È vernice! Attraverso l’uso di potenti microscopi, avanzate analisi chimiche e fisiche, il fossile ha rivelato i suoi segreti: presumibilmente poco dopo la scoperta, l’intero esemplare è stato trattato con un materiale di rivestimento simile a una lacca. Spiega Mariagabriella Fornasiero, conservatrice presso il Museo della Natura e dell’Uomo di Padova e coautrice dello studio: «Ricoprire i fossili con vernici e/o lacche era un antico metodo di conservazione in assenza di altri e più opportuni metodi di protezione dei reperti dal naturale deterioramento». 

L’analisi di diversi microcampioni estratti dal fossile ha tuttavia rivelato un’altra verità: la copertura carboniosa non preserva alcuna traccia di strutture biologiche, ossia non ci sono tracce di pelle. «Inoltre – sottolinea Rossi – quella che era stata descritta come pelle carbonificata era solo una pittura colorata». Evelyn Kustatscher, ricercatrice presso il Museo di Scienze Naturali dell’Alto Adige e coordinatrice del progetto di ricerca: «La peculiare preservazione di Tridentinosaurus ha lasciato perplessi paleontologhe e paleontologi per decenni.
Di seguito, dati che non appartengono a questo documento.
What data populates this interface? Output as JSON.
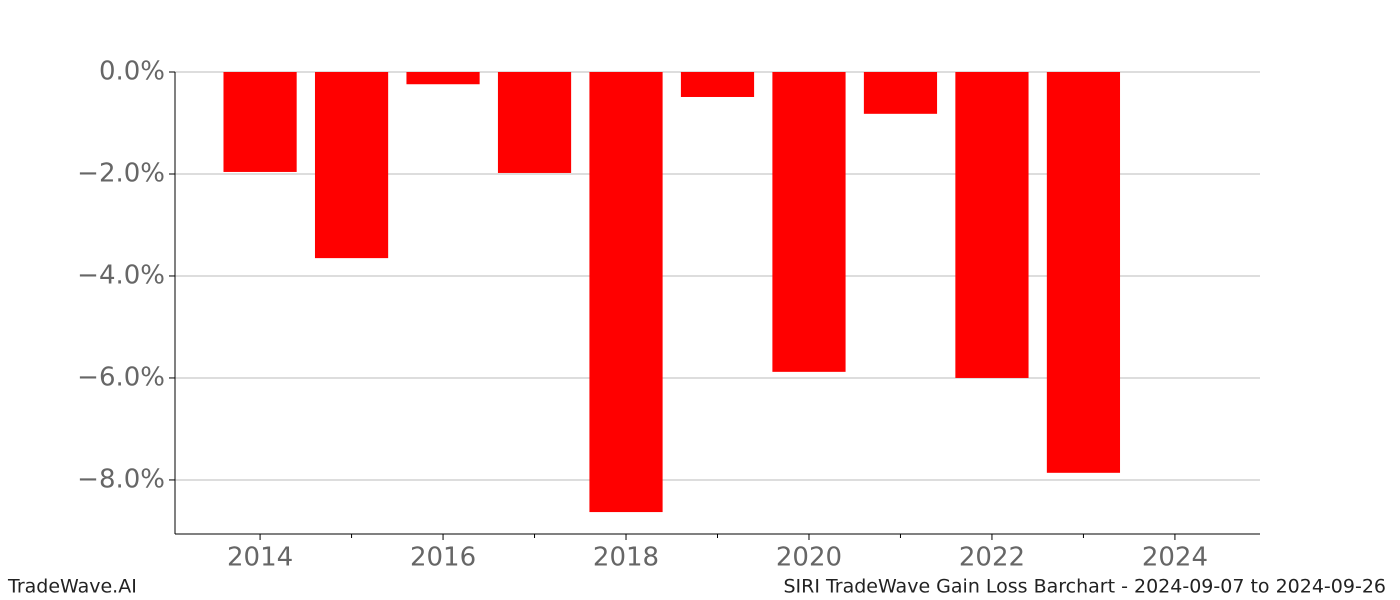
{
  "chart_data": {
    "type": "bar",
    "x": [
      2014,
      2015,
      2016,
      2017,
      2018,
      2019,
      2020,
      2021,
      2022,
      2023
    ],
    "values": [
      -1.96,
      -3.65,
      -0.24,
      -1.98,
      -8.63,
      -0.49,
      -5.88,
      -0.82,
      -6.0,
      -7.86
    ],
    "color": "#ff0000",
    "xlim": [
      2013.07,
      2024.93
    ],
    "xticks": [
      2014,
      2016,
      2018,
      2020,
      2022,
      2024
    ],
    "xminorticks": [
      2015,
      2017,
      2019,
      2021,
      2023
    ],
    "ylim": [
      -9.06,
      0
    ],
    "yticks": [
      {
        "value": 0,
        "label": "0.0%"
      },
      {
        "value": -2,
        "label": "−2.0%"
      },
      {
        "value": -4,
        "label": "−4.0%"
      },
      {
        "value": -6,
        "label": "−6.0%"
      },
      {
        "value": -8,
        "label": "−8.0%"
      }
    ],
    "grid": true
  },
  "footer": {
    "left": "TradeWave.AI",
    "right": "SIRI TradeWave Gain Loss Barchart - 2024-09-07 to 2024-09-26"
  }
}
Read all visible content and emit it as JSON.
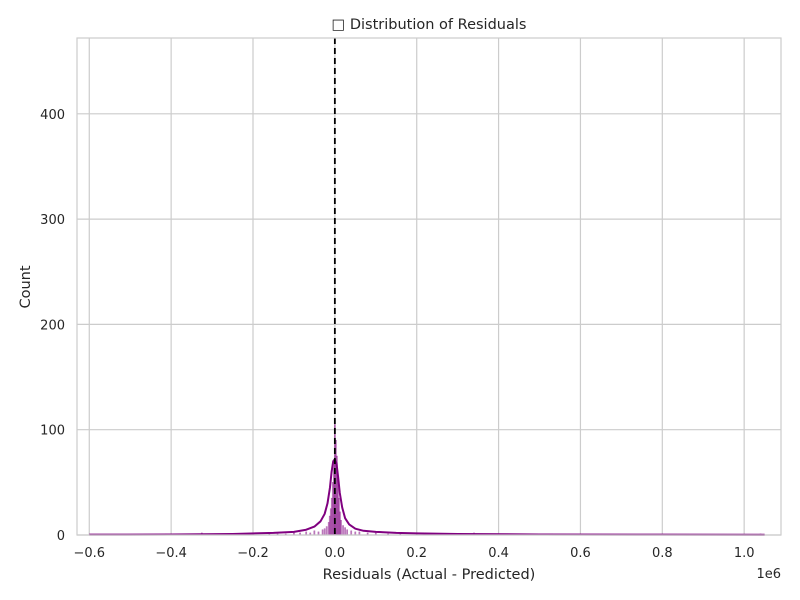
{
  "chart_data": {
    "type": "histogram",
    "title": "□ Distribution of Residuals",
    "xlabel": "Residuals (Actual - Predicted)",
    "ylabel": "Count",
    "x_offset_label": "1e6",
    "xlim": [
      -0.63,
      1.09
    ],
    "ylim": [
      0,
      472
    ],
    "x_ticks": [
      -0.6,
      -0.4,
      -0.2,
      0.0,
      0.2,
      0.4,
      0.6,
      0.8,
      1.0
    ],
    "x_tick_labels": [
      "−0.6",
      "−0.4",
      "−0.2",
      "0.0",
      "0.2",
      "0.4",
      "0.6",
      "0.8",
      "1.0"
    ],
    "y_ticks": [
      0,
      100,
      200,
      300,
      400
    ],
    "y_tick_labels": [
      "0",
      "100",
      "200",
      "300",
      "400"
    ],
    "grid": true,
    "reference_line": {
      "x": 0.0,
      "style": "dashed",
      "color": "#000000"
    },
    "histogram": {
      "color": "#800080",
      "bin_width": 0.0025,
      "bins": [
        {
          "x": -0.325,
          "count": 2
        },
        {
          "x": -0.2,
          "count": 1
        },
        {
          "x": -0.16,
          "count": 1
        },
        {
          "x": -0.14,
          "count": 1
        },
        {
          "x": -0.12,
          "count": 1
        },
        {
          "x": -0.1,
          "count": 2
        },
        {
          "x": -0.085,
          "count": 2
        },
        {
          "x": -0.07,
          "count": 3
        },
        {
          "x": -0.06,
          "count": 2
        },
        {
          "x": -0.05,
          "count": 4
        },
        {
          "x": -0.04,
          "count": 3
        },
        {
          "x": -0.03,
          "count": 5
        },
        {
          "x": -0.025,
          "count": 6
        },
        {
          "x": -0.02,
          "count": 8
        },
        {
          "x": -0.015,
          "count": 12
        },
        {
          "x": -0.0125,
          "count": 18
        },
        {
          "x": -0.01,
          "count": 25
        },
        {
          "x": -0.0075,
          "count": 35
        },
        {
          "x": -0.005,
          "count": 50
        },
        {
          "x": -0.0025,
          "count": 70
        },
        {
          "x": 0.0,
          "count": 105
        },
        {
          "x": 0.0025,
          "count": 90
        },
        {
          "x": 0.005,
          "count": 75
        },
        {
          "x": 0.0075,
          "count": 55
        },
        {
          "x": 0.01,
          "count": 35
        },
        {
          "x": 0.0125,
          "count": 22
        },
        {
          "x": 0.015,
          "count": 14
        },
        {
          "x": 0.02,
          "count": 9
        },
        {
          "x": 0.025,
          "count": 7
        },
        {
          "x": 0.03,
          "count": 5
        },
        {
          "x": 0.04,
          "count": 4
        },
        {
          "x": 0.05,
          "count": 3
        },
        {
          "x": 0.06,
          "count": 3
        },
        {
          "x": 0.08,
          "count": 2
        },
        {
          "x": 0.1,
          "count": 2
        },
        {
          "x": 0.13,
          "count": 1
        },
        {
          "x": 0.16,
          "count": 1
        },
        {
          "x": 0.2,
          "count": 1
        },
        {
          "x": 0.34,
          "count": 2
        },
        {
          "x": 0.5,
          "count": 1
        },
        {
          "x": 1.04,
          "count": 1
        }
      ]
    },
    "kde": {
      "color": "#800080",
      "x": [
        -0.6,
        -0.4,
        -0.25,
        -0.15,
        -0.1,
        -0.07,
        -0.05,
        -0.035,
        -0.025,
        -0.018,
        -0.012,
        -0.008,
        -0.004,
        0.0,
        0.004,
        0.008,
        0.012,
        0.018,
        0.025,
        0.035,
        0.05,
        0.07,
        0.1,
        0.15,
        0.2,
        0.3,
        0.5,
        0.8,
        1.05
      ],
      "y": [
        0.3,
        0.5,
        1,
        2,
        3,
        5,
        8,
        13,
        20,
        30,
        45,
        60,
        70,
        72,
        68,
        55,
        40,
        26,
        16,
        10,
        6,
        4,
        3,
        2,
        1.5,
        1,
        0.5,
        0.3,
        0.2
      ]
    }
  }
}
Ora sappiamo perché. Quello che pensavamo fosse la pelle non lo è, e quindi non è la mummia fossile più antica del mondo».  

Vale la pena studiarlo. Il fossile tuttavia, dice la ricerca, non è solo vernice in quanto sotto quest’ultima vi sono le ossa fossilizzate degli arti posteriori, così come alcuni “osteodermi”, strutture simili alle squame dei coccodrilli, sulle quali i ricercatori stanno lavorando nel tentativo di rivelare la vera identità di Tridentinosaurus.